Forks, Washington 98382
The Hoh River on the Olympic Peninsula of Washington State
Sourced from Wikipedia:
The Hoh River is a river of the Pacific Northwest, located on the Olympic Peninsula in the U.S. state of Washington. About 56 miles (90 km) long, the Hoh River originates at the snout of Hoh Glacier on Mount Olympus and flows westward through the Olympic Mountains of Olympic National Park and Olympic National Forest, then through foothills in a broad valley, emptying into the Pacific Ocean at the Hoh Indian Reservation. The final portion of the Hoh River's course marks the boundary between the south coastal segment of Olympic National Park and the Hoh Indian Reservation.

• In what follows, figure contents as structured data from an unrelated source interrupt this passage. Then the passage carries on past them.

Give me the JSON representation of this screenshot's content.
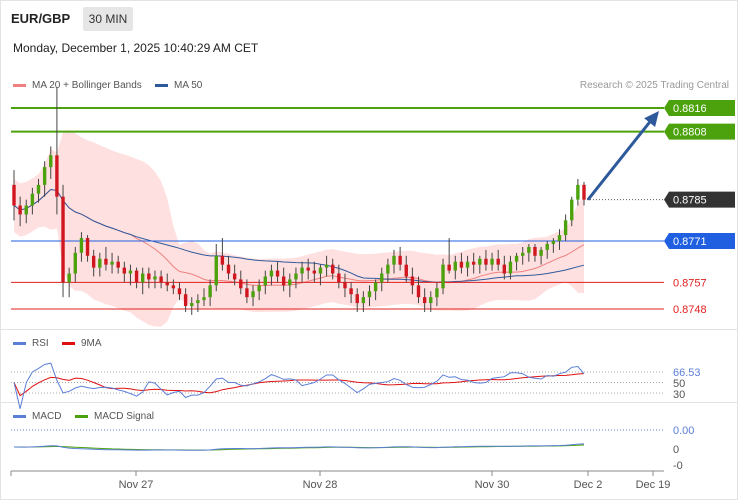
{
  "header": {
    "symbol": "EUR/GBP",
    "timeframe": "30 MIN",
    "datetime": "Monday, December 1, 2025 10:40:29 AM CET"
  },
  "legend": {
    "ma20": "MA 20 + Bollinger Bands",
    "ma20_color": "#f08080",
    "ma50": "MA 50",
    "ma50_color": "#2e5a9c"
  },
  "credit": "Research © 2025 Trading Central",
  "rsi_legend": {
    "rsi": "RSI",
    "rsi_color": "#5b7fd6",
    "ma": "9MA",
    "ma_color": "#e01010"
  },
  "macd_legend": {
    "macd": "MACD",
    "macd_color": "#5b7fd6",
    "signal": "MACD Signal",
    "signal_color": "#4ca20c"
  },
  "chart_data": {
    "type": "candlestick",
    "pair": "EUR/GBP",
    "price_levels": [
      {
        "value": 0.8816,
        "label": "0.8816",
        "kind": "resistance",
        "color": "#4ca20c"
      },
      {
        "value": 0.8808,
        "label": "0.8808",
        "kind": "resistance",
        "color": "#4ca20c"
      },
      {
        "value": 0.8785,
        "label": "0.8785",
        "kind": "last-price",
        "color": "#333333"
      },
      {
        "value": 0.8771,
        "label": "0.8771",
        "kind": "pivot",
        "color": "#1f5fe0"
      },
      {
        "value": 0.8757,
        "label": "0.8757",
        "kind": "support",
        "color": "#e02020"
      },
      {
        "value": 0.8748,
        "label": "0.8748",
        "kind": "support",
        "color": "#e02020"
      }
    ],
    "x_ticks": [
      "Nov 27",
      "Nov 28",
      "Nov 30",
      "Dec 2",
      "Dec 19"
    ],
    "candles": [
      [
        0.879,
        0.8795,
        0.8778,
        0.8783
      ],
      [
        0.8783,
        0.8786,
        0.8776,
        0.878
      ],
      [
        0.878,
        0.8785,
        0.8777,
        0.8783
      ],
      [
        0.8783,
        0.8789,
        0.878,
        0.8787
      ],
      [
        0.8787,
        0.8792,
        0.8784,
        0.879
      ],
      [
        0.879,
        0.8798,
        0.8786,
        0.8796
      ],
      [
        0.8796,
        0.8803,
        0.8792,
        0.88
      ],
      [
        0.88,
        0.8823,
        0.878,
        0.8786
      ],
      [
        0.8786,
        0.879,
        0.8752,
        0.8757
      ],
      [
        0.8757,
        0.8762,
        0.8752,
        0.876
      ],
      [
        0.876,
        0.8769,
        0.8757,
        0.8767
      ],
      [
        0.8767,
        0.8774,
        0.8764,
        0.8772
      ],
      [
        0.8772,
        0.8773,
        0.8764,
        0.8766
      ],
      [
        0.8766,
        0.8768,
        0.8759,
        0.8762
      ],
      [
        0.8762,
        0.8767,
        0.8759,
        0.8765
      ],
      [
        0.8765,
        0.8769,
        0.8761,
        0.8763
      ],
      [
        0.8763,
        0.8767,
        0.876,
        0.8764
      ],
      [
        0.8764,
        0.8766,
        0.876,
        0.8762
      ],
      [
        0.8762,
        0.8764,
        0.8757,
        0.876
      ],
      [
        0.876,
        0.8763,
        0.8756,
        0.8761
      ],
      [
        0.8761,
        0.8762,
        0.8755,
        0.8757
      ],
      [
        0.8757,
        0.8762,
        0.8753,
        0.876
      ],
      [
        0.876,
        0.8762,
        0.8755,
        0.8758
      ],
      [
        0.8758,
        0.8761,
        0.8755,
        0.8759
      ],
      [
        0.8759,
        0.8761,
        0.8755,
        0.8757
      ],
      [
        0.8757,
        0.876,
        0.8754,
        0.8756
      ],
      [
        0.8756,
        0.8758,
        0.8753,
        0.8755
      ],
      [
        0.8755,
        0.8757,
        0.8751,
        0.8753
      ],
      [
        0.8753,
        0.8755,
        0.8747,
        0.8749
      ],
      [
        0.8749,
        0.8752,
        0.8746,
        0.875
      ],
      [
        0.875,
        0.8753,
        0.8747,
        0.8751
      ],
      [
        0.8751,
        0.8755,
        0.8749,
        0.8752
      ],
      [
        0.8752,
        0.8758,
        0.8749,
        0.8756
      ],
      [
        0.8756,
        0.877,
        0.8754,
        0.8766
      ],
      [
        0.8766,
        0.8772,
        0.8761,
        0.8763
      ],
      [
        0.8763,
        0.8766,
        0.8758,
        0.876
      ],
      [
        0.876,
        0.8763,
        0.8756,
        0.8758
      ],
      [
        0.8758,
        0.8761,
        0.8753,
        0.8755
      ],
      [
        0.8755,
        0.8758,
        0.875,
        0.8752
      ],
      [
        0.8752,
        0.8756,
        0.8749,
        0.8754
      ],
      [
        0.8754,
        0.8758,
        0.8751,
        0.8756
      ],
      [
        0.8756,
        0.8761,
        0.8753,
        0.8759
      ],
      [
        0.8759,
        0.8763,
        0.8756,
        0.8761
      ],
      [
        0.8761,
        0.8764,
        0.8757,
        0.8759
      ],
      [
        0.8759,
        0.8762,
        0.8754,
        0.8756
      ],
      [
        0.8756,
        0.876,
        0.8752,
        0.8758
      ],
      [
        0.8758,
        0.8762,
        0.8755,
        0.876
      ],
      [
        0.876,
        0.8764,
        0.8757,
        0.8762
      ],
      [
        0.8762,
        0.8765,
        0.8758,
        0.8761
      ],
      [
        0.8761,
        0.8764,
        0.8757,
        0.876
      ],
      [
        0.876,
        0.8763,
        0.8756,
        0.8762
      ],
      [
        0.8762,
        0.8766,
        0.8759,
        0.8763
      ],
      [
        0.8763,
        0.8765,
        0.8758,
        0.876
      ],
      [
        0.876,
        0.8763,
        0.8755,
        0.8757
      ],
      [
        0.8757,
        0.876,
        0.8752,
        0.8755
      ],
      [
        0.8755,
        0.8757,
        0.875,
        0.8753
      ],
      [
        0.8753,
        0.8755,
        0.8747,
        0.875
      ],
      [
        0.875,
        0.8754,
        0.8747,
        0.8752
      ],
      [
        0.8752,
        0.8756,
        0.8749,
        0.8754
      ],
      [
        0.8754,
        0.8758,
        0.8751,
        0.8757
      ],
      [
        0.8757,
        0.8762,
        0.8754,
        0.876
      ],
      [
        0.876,
        0.8765,
        0.8757,
        0.8763
      ],
      [
        0.8763,
        0.8768,
        0.876,
        0.8766
      ],
      [
        0.8766,
        0.8769,
        0.8761,
        0.8763
      ],
      [
        0.8763,
        0.8766,
        0.8757,
        0.8759
      ],
      [
        0.8759,
        0.8762,
        0.8753,
        0.8756
      ],
      [
        0.8756,
        0.8759,
        0.875,
        0.8752
      ],
      [
        0.8752,
        0.8755,
        0.8747,
        0.875
      ],
      [
        0.875,
        0.8754,
        0.8747,
        0.8752
      ],
      [
        0.8752,
        0.8757,
        0.8749,
        0.8755
      ],
      [
        0.8755,
        0.8765,
        0.8753,
        0.8763
      ],
      [
        0.8763,
        0.8772,
        0.876,
        0.8761
      ],
      [
        0.8761,
        0.8766,
        0.8758,
        0.8764
      ],
      [
        0.8764,
        0.8767,
        0.876,
        0.8762
      ],
      [
        0.8762,
        0.8766,
        0.8759,
        0.8764
      ],
      [
        0.8764,
        0.8767,
        0.876,
        0.8763
      ],
      [
        0.8763,
        0.8766,
        0.876,
        0.8765
      ],
      [
        0.8765,
        0.8768,
        0.8761,
        0.8763
      ],
      [
        0.8763,
        0.8767,
        0.8761,
        0.8765
      ],
      [
        0.8765,
        0.8768,
        0.8761,
        0.8763
      ],
      [
        0.8763,
        0.8766,
        0.8758,
        0.876
      ],
      [
        0.876,
        0.8766,
        0.8758,
        0.8764
      ],
      [
        0.8764,
        0.8767,
        0.8761,
        0.8766
      ],
      [
        0.8766,
        0.8769,
        0.8763,
        0.8767
      ],
      [
        0.8767,
        0.877,
        0.8764,
        0.8769
      ],
      [
        0.8769,
        0.877,
        0.8764,
        0.8766
      ],
      [
        0.8766,
        0.8769,
        0.8763,
        0.8768
      ],
      [
        0.8768,
        0.8771,
        0.8765,
        0.877
      ],
      [
        0.877,
        0.8772,
        0.8767,
        0.8771
      ],
      [
        0.8771,
        0.8775,
        0.8768,
        0.8773
      ],
      [
        0.8773,
        0.878,
        0.8771,
        0.8778
      ],
      [
        0.8778,
        0.8786,
        0.8776,
        0.8785
      ],
      [
        0.8785,
        0.8792,
        0.8783,
        0.879
      ],
      [
        0.879,
        0.8791,
        0.8783,
        0.8785
      ]
    ],
    "rsi": {
      "last": 66.53,
      "levels": [
        70,
        50,
        30
      ],
      "labels": [
        "66.53",
        "50",
        "30"
      ]
    },
    "macd": {
      "last": 0.0,
      "labels": [
        "0.00",
        "0",
        "-0"
      ]
    },
    "annotation": "arrow projecting rise from 0.8785 toward 0.8816",
    "grid": false
  }
}
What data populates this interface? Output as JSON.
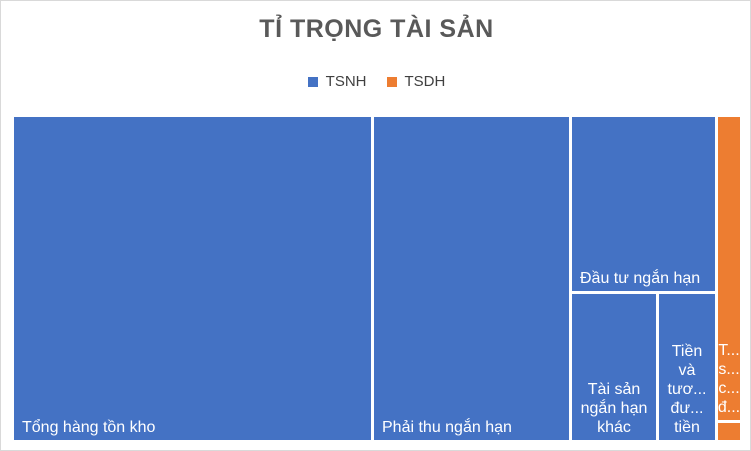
{
  "chart_data": {
    "type": "treemap",
    "title": "TỈ TRỌNG TÀI SẢN",
    "legend_position": "top",
    "series": [
      {
        "name": "TSNH",
        "color": "#4472C4"
      },
      {
        "name": "TSDH",
        "color": "#ED7D31"
      }
    ],
    "items": [
      {
        "group": "TSNH",
        "label_lines": [
          "Tổng hàng tồn kho"
        ],
        "value": 49.5,
        "align": "bottom-left"
      },
      {
        "group": "TSNH",
        "label_lines": [
          "Phải thu ngắn hạn"
        ],
        "value": 27.3,
        "align": "bottom-left"
      },
      {
        "group": "TSNH",
        "label_lines": [
          "Đầu tư ngắn hạn"
        ],
        "value": 11.2,
        "align": "bottom-left"
      },
      {
        "group": "TSNH",
        "label_lines": [
          "Tài sản",
          "ngắn hạn",
          "khác"
        ],
        "value": 6.2,
        "align": "bottom-center"
      },
      {
        "group": "TSNH",
        "label_lines": [
          "Tiền",
          "và",
          "tươ...",
          "đư...",
          "tiền"
        ],
        "value": 4.6,
        "align": "bottom-center"
      },
      {
        "group": "TSDH",
        "label_lines": [
          "T...",
          "s...",
          "c...",
          "đ..."
        ],
        "value": 1.0,
        "align": "bottom-center"
      },
      {
        "group": "TSDH",
        "label_lines": [],
        "value": 0.1,
        "align": "bottom-center"
      }
    ]
  }
}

The Hoh is a glacial river fed by glaciers on Mount Olympus, such as the Blue Glacier. The glaciers grind rock into a fine glacial flour which turns the Hoh River a milky slate blue color. The river valley is generally broad and relatively flat, causing the glacial sediments to settle out, creating extensive gravel bars, river meanders, and the many side channels characteristic of a braided river.
One of the road entrances to Olympic National Park exits from Olympic Highway 101 twelve miles south of Forks, WA and follows the north bank of Hoh River upstream to the Hoh Rain Forest Visitor Center, campground, and the trailhead for the Hoh River Trail. This hiking trail follows the river 12 miles through the Hoh Rain Forest to the base of Mount Olympus, and then continues to climb steeply another 6 miles to Glacier Meadows campsite, and the start of the primary climbing route for Mount Olympus. Logjams in the river channel are common, resulting in quiet pools and new river braids being formed.